Software engineering may be difficult, but fostering a working environment that enables skilled engineers to perform their best can sometimes seem downright impossible. Every day, many engineering teams are battling a messy whirlwind of forces like unmovable deadlines, impostor syndrome, psychological safety issues, personnel/leadership conflicts, fierce technological preferences, and more. With teams more distributed all over the world than ever before, cultural differences can exacerbate many of these difficulties.
As a software engineering coach, my job is to not only introduce new technology to software teams, but to strengthen their working relationships within their organization. Coaches aren’t simply technical instructors. Rather, they are change agents that guide a team towards better outcomes for their project as well as their interactions with one another.
In this presentation, I will discuss tips, tricks, and techniques that technical leaders and managers alike can utilize to better coach engineering teams, including concepts like the definition of empathy (and, more importantly, what doesn't count), the trust-influence relationship model, introducing new technologies in a meaningful and consumable way, and a 5-step process to provide teams confidence to own their new solutions moving forward.

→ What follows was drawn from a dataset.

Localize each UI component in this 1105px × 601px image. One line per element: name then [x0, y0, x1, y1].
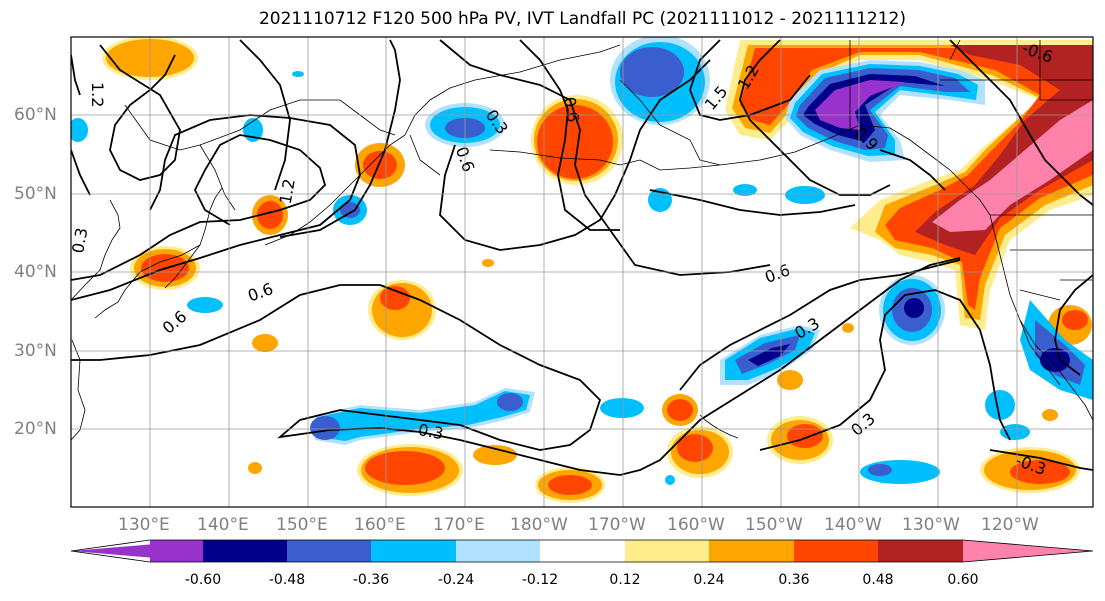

Michael "Miggs" Migliacio is a Software Engineering Coach in the Target Dojo with over 15 years of experience in software development. Previously, he held engineering roles at IBM, IGN Entertainment, and Best Buy, where he led the team responsible for building the API that powers shipping and delivery for one of the largest eCommerce platforms in the world. He is also JLPT-certified and serves as a Japanese-to-English interpreter for the Bloomington-Izumi Sister City Organization. Outside of Target, Michael co-founded video game development studio Intropy Games and worked closely with Japanese publisher CrossFunction in order to launch a localized title on Nintendo consoles in Japan.
He earned a Bachelor's in Computer Science with a minor in Japanese from Purdue University and is currently pursuing a Master's in Computer Science from Georgia Tech.